The University agreed in December to join the Say Yes Higher Education Compact, an initiative that offers to provide up to 100 percent of college tuition costs to eligible low-income high school students.
The compact ensures that students with a family income at or below $75,000 living in the greater Buffalo and Syracuse, N.Y., areas are eligible for the program’s benefits at participating universities, according to the Say Yes website.
Say Yes to Education — a national nonprofit group — began the program in 2008 with high schools in the Syracuse area and has since expanded to include high schools in Buffalo.
The University signed the compact at the same time as 10 other institutions, including Yale, the Massachusetts Institute of Technology and Williams College. Brown and Yale were the last two Ivy League universities to sign the compact — the other six institutions had done so by September.
“Say Yes to Education is really grateful to have Brown University as a partner and to have the University as an option for our students,” said Jacques Steinberg, the group’s senior vice president for higher education and communications.
Conversations between Say Yes and the University began last fall and were straightforward from the outset, Steinberg said. “I found the University nothing but receptive.”
Partnering with Say Yes was a natural choice for the University, said James Tilton, dean of financial aid. The program “broadens awareness and informs students earlier of the possibilities of where they can attend,” Tilton said. “Our programs fit very well for the goals of Say Yes.”
Currently, the University expects no financial contribution from students with family incomes below $60,000. Say Yes expands the number of applicants who will view Brown as a viable financial choice, Tilton said.
Dean of Admission Jim Miller ’73 “worked directly with the Say Yes organization in making the decision” to join the compact, Tilton wrote in an email to The Herald. Miller could not be reached for comment as of press time.
Since Steinberg joined Say Yes in February 2013, more than 25 higher education institutions have joined the compact, he said. The program has expanded from nearly 40 participating colleges and universities last spring to more than 60 now, according to the group’s website.
Say Yes plans to expand the number of institutions involved in the compact and eventually bring the program’s benefits to high schools in cities beyond Buffalo and Syracuse, Steinberg said.
“Low-income students tend to go to less competitive colleges (and) colleges closer to home,” said Lucie Lapovsky, principal for Lapovsky Consulting and former president of Mercy College, a multi-campus institution in New York. “Programs like (Say Yes) will encourage a greater chance of these students going to college, and will encourage them to go to schools at their ability level.”

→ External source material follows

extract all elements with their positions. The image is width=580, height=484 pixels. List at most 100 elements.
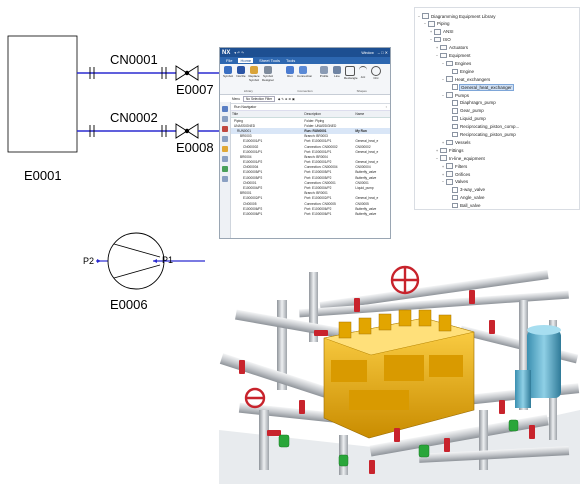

About 56 percent of students whose family income is $50,000 or below attend college straight out of high school, said Lapovsky, who has studied higher education financing issues. The number is about 82 percent for students who have a family income of $100,000 or above, she added.
“I think it is really important to ask what more we can be doing to expand and strengthen” the University’s financial aid policies, said Alex Mechanick ’15, president of Brown for Financial Aid. “Obviously we are in the position to meet the qualifications for being a part of this program. The question is, are we doing as much as we can be doing?”